The management of BA has not changed significantly in the past decade. Most children with diagnosed BA undergo HPE, whereby the atretic extrahepatic bile duct is resected to the level of the porta hepatis and drained via a roux-en-Y loop of jejunum³⁷. HPE is successful in about 50% of infants, and success (indicating bile drainage) is defined as total bilirubin of less than 2 mg/dL at 3 months post-HPE. Children with total bilirubin of more than 2 mg/dL are more likely to have complications of liver disease, including ascites, thrombocytopenia, and decreased survival with native liver, compared with children with adequate drainage¹. Bile drainage after HPE, though necessary for transplant-free survival, is not curative, and up to 66% of children with successful HPE will still have ongoing liver fibrosis and portal hypertension³⁸. Thus far, no post-HPE adjuvant therapy has been shown to change outcomes in BA. Several trials showed that prednisone treatment after HPE did not promote improved bile drainage and caused significant adverse effects^26,39,40. Another trial showed that IVIG administration was similarly ineffective at promoting bile drainage post-HPE²⁷. Supportive therapy to ensure adequate nutrition and supplementation with fat-soluble vitamins remain the mainstay of therapy. Ursodeoxycholic acid is given in the vast majority of the centers, and most centers also prescribe prophylactic antibiotics because of the risk of cholangitis in the first 6 to 12 months of life. All children with BA are at risk for neurodevelopmental delays, but those with unsuccessful HPE have four times the risk of both mental/cognitive/language delays and physical/motor delays⁴¹. BA remains the leading indication for liver transplant in pediatric recipients, accounting for 32.3% of pediatric liver transplants in 2016⁴².
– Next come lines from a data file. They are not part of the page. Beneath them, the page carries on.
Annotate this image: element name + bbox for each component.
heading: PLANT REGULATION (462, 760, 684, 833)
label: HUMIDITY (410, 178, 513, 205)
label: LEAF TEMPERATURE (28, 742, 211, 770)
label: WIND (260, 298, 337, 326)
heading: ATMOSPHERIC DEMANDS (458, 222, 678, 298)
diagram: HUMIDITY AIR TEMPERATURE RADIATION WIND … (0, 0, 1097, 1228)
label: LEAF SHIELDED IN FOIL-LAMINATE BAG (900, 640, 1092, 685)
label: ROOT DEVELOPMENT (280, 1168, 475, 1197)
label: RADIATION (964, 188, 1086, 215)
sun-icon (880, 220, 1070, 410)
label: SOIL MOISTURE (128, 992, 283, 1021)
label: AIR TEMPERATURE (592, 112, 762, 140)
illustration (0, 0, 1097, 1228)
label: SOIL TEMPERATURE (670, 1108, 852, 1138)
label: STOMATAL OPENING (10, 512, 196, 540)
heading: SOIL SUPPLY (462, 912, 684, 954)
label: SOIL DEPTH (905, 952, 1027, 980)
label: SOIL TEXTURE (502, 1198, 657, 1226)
Conclusions and future directions

Recently, there has been significant progress in understanding the time course of BA and range of potential etiologies. Solid evidence suggests that a prenatal insult, either toxic or infectious, causes injury in a genetically susceptible fetus, leading to progressive fibro-inflammatory damage to the extrahepatic bile duct and associated immune and autoimmune dysfunction. Current therapies for BA all begin at the time of HPE, which may be too late to significantly change the progression of the disease. New studies showing that asymptomatic infants who will go on to develop BA can be identified weeks to months earlier than the usual time of HPE raise the possibility that the disease can be mitigated before significant damage occurs and potentially cured. Future research and clinical efforts should focus on early diagnosis and on studying the effects of therapeutic agents started within the first few weeks of life.